# Going to talk to keep fit types



## HOBIE (Feb 8, 2018)

I have volunteered to give a talk to class of keep fit boffins. I went to the same place a couple of years ago. Lots of nice Geordie women in leotards. Big respect to them for getting out there & keeping fit. Another test of my nerves ?


----------



## Wirrallass (Feb 8, 2018)

HOBIE said:


> I have volunteered to give a talk to class of keep fit boffins. I went to the same place a couple of years ago. Lots of nice Geordie women in leotards. Big respect to them for getting out there & keeping fit. Another test of my nerves ?


Good luck!


----------



## Wirrallass (Feb 9, 2018)

Don't tell @mikeyB ~ his eyes will turn green


----------



## mikeyB (Feb 12, 2018)

You know me so well, WL


----------



## HOBIE (Feb 15, 2018)

Next week, nervous but looking forward to it


----------



## Northerner (Feb 15, 2018)

HOBIE said:


> Next week, nervous but looking forward to it


Knock 'em dead Hobie!  Well, maybe not literally!   Hope it goes well


----------



## HOBIE (Feb 15, 2018)

Northerner said:


> Knock 'em dead Hobie!  Well, maybe not literally!   Hope it goes well


Thank you Northy   I am also off to London the day before with Newcastle uni.  Last time I was talking to two heads of the NHS. Big boffins . I will do my best


----------



## HOBIE (Feb 22, 2018)

Well it happened today ! A nice bunch of people. I was nervous (more than 50 peeps). I must have made sense cos they clapped ! at end . Got a donation for Duk & feel good


----------



## Wirrallass (Feb 22, 2018)

Oh really well done HOBIE ~ you did everyone proud ~ good to read you were given donations.

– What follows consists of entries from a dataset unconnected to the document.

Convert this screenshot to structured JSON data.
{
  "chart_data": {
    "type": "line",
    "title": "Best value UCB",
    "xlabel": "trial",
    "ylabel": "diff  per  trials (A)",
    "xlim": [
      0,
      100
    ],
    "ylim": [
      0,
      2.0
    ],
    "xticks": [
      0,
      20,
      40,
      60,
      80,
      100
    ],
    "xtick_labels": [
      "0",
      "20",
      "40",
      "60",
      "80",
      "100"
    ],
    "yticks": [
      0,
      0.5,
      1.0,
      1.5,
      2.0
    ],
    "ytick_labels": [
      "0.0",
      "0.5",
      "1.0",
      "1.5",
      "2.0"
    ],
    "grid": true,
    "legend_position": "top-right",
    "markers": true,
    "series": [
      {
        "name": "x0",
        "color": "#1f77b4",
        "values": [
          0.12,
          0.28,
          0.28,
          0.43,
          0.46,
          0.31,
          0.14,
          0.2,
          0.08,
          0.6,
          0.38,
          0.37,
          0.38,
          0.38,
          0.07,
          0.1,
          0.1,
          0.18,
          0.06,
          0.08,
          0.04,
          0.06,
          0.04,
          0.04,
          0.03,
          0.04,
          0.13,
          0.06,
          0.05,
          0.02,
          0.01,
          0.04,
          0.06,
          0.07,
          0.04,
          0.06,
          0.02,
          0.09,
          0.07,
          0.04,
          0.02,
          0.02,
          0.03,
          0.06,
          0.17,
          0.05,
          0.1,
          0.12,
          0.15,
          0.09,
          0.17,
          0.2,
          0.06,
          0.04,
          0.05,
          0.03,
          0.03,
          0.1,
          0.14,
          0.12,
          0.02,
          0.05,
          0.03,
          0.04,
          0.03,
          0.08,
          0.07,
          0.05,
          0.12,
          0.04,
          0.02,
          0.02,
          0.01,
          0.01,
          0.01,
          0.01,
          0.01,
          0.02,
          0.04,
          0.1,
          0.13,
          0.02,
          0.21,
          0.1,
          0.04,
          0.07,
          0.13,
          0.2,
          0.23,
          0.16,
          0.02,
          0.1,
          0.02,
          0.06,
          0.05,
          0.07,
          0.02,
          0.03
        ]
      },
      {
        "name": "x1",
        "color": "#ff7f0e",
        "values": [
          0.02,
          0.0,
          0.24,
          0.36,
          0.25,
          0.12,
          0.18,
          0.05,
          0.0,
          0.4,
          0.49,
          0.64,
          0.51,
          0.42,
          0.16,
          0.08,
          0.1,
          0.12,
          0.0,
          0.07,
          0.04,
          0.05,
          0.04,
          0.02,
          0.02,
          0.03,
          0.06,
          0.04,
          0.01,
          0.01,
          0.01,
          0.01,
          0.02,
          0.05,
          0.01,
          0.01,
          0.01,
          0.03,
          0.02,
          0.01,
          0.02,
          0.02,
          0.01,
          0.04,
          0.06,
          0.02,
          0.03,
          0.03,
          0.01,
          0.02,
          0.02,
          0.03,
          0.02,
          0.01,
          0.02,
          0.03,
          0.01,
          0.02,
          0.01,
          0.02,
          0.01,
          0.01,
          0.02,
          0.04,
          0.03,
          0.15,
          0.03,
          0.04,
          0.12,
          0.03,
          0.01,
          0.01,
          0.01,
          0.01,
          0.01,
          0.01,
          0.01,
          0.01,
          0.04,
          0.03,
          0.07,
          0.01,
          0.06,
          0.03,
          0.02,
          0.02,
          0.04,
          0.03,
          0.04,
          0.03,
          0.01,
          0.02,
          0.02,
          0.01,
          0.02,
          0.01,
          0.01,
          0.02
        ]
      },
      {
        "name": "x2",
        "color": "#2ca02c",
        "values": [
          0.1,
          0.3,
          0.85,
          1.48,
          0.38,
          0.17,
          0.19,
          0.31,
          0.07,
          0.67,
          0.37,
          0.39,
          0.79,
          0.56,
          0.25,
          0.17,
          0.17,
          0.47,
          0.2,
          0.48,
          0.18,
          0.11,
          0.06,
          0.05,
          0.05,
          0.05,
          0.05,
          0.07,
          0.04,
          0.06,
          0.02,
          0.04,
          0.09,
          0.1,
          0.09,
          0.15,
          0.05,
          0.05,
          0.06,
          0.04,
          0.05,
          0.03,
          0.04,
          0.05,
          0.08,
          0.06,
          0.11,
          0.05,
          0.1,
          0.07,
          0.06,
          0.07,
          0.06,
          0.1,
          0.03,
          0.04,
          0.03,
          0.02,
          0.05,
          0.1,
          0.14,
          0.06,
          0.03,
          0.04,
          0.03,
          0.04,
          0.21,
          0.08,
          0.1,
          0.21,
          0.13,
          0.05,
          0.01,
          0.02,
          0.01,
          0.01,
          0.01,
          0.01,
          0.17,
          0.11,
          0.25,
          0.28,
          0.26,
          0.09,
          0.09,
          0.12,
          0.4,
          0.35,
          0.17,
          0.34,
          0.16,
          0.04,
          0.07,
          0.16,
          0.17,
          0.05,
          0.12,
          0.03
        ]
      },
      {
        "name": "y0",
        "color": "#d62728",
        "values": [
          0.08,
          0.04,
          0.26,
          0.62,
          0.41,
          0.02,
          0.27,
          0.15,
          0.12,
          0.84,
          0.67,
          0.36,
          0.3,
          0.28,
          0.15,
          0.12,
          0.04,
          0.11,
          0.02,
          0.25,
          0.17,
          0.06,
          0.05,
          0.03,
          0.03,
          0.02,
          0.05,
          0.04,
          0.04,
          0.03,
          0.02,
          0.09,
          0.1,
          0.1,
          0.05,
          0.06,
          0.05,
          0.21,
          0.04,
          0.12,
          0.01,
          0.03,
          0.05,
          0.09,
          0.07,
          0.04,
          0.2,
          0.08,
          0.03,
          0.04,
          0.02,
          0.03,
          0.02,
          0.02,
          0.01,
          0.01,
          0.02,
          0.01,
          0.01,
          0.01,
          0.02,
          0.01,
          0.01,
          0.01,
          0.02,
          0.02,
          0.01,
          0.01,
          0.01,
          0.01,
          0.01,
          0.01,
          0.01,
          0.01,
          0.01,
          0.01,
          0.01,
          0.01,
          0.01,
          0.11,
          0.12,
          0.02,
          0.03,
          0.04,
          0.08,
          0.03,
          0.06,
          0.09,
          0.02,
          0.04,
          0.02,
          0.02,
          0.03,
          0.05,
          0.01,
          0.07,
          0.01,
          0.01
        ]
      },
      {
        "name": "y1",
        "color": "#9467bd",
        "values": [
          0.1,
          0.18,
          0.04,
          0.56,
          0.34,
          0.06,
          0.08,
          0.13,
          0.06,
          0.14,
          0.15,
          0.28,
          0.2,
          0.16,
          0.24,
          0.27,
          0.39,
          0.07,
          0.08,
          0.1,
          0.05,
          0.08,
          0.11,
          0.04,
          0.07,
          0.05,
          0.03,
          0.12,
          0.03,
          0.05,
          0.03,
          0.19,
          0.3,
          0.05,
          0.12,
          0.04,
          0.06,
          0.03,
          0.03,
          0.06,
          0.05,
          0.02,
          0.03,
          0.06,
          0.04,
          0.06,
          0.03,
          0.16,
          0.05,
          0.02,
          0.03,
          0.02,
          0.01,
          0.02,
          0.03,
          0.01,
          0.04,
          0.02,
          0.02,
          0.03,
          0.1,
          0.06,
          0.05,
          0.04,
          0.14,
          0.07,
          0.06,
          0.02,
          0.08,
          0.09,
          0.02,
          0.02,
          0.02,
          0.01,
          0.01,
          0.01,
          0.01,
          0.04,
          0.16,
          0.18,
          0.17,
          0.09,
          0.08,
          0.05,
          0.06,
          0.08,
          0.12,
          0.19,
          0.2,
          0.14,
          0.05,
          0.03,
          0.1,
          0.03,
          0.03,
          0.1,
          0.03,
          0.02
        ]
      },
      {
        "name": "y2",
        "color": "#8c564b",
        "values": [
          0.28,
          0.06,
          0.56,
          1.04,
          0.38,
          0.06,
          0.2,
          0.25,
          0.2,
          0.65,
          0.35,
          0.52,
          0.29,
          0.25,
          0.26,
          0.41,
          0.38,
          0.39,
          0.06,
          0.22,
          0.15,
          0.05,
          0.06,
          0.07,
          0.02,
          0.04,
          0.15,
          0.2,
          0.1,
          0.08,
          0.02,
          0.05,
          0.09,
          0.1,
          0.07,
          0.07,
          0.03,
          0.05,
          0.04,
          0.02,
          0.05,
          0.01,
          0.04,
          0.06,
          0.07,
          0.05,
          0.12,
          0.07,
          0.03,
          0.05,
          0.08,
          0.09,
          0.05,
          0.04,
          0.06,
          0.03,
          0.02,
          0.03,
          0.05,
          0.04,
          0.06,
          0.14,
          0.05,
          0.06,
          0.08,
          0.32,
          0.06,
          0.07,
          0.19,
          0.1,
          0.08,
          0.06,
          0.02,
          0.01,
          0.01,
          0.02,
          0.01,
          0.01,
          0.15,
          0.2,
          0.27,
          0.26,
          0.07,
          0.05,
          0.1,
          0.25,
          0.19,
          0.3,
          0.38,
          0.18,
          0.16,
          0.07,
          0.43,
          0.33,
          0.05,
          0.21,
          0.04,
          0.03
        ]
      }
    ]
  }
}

So when is your next *talk?*
WL


----------



## HOBIE (Feb 23, 2018)

wirralass said:


> Oh really well done HOBIE ~ you did everyone proud ~ good to read you were given donations. So when is your next *talk?*
> WL


I have had an excellent week, tues talking with big boffins from NHS & thur talk to some lovely people from NE. Am not doing anything today but have been to my Specialist this morning & have great weight & blood pressure, really good blood results. Life  (sometimes you can not tell where its going to be) This June its 52yrs of T1   Out tonight ?


----------



## Wirrallass (Feb 23, 2018)

HOBIE said:


> I have had an excellent week, tues talking with big boffins from NHS & thur talk to some lovely people from NE. Am not doing anything today but have been to my Specialist this morning & have great weight & blood pressure, really good blood results. Life  (sometimes you can not tell where its going to be) This June its 52yrs of T1   Out tonight ?


Wow 52yrs? Buddy 'el that's more than half a century! Long time to live with diabetes ~ congratulations for making it this far. Good to hear all went well with your Specialist too ~ take care & good luck with your future talks.


----------



## HOBIE (Feb 25, 2018)

I got a lovely email from the nice lady who was in charge. A few of there members where T2 & a few husbands. They said it had given them a new way to look at life. .     Pleased !


----------



## Wirrallass (Feb 25, 2018)

HOBIE said:


> I got a lovely email from the nice lady who was in charge. A few of there members where T2 & a few husbands. They said it had given them a new way to look at life. .     Pleased !


It makes it all worthwhile when you receive glowing comments and thanks doesn't it? Good luck with your next talk.


----------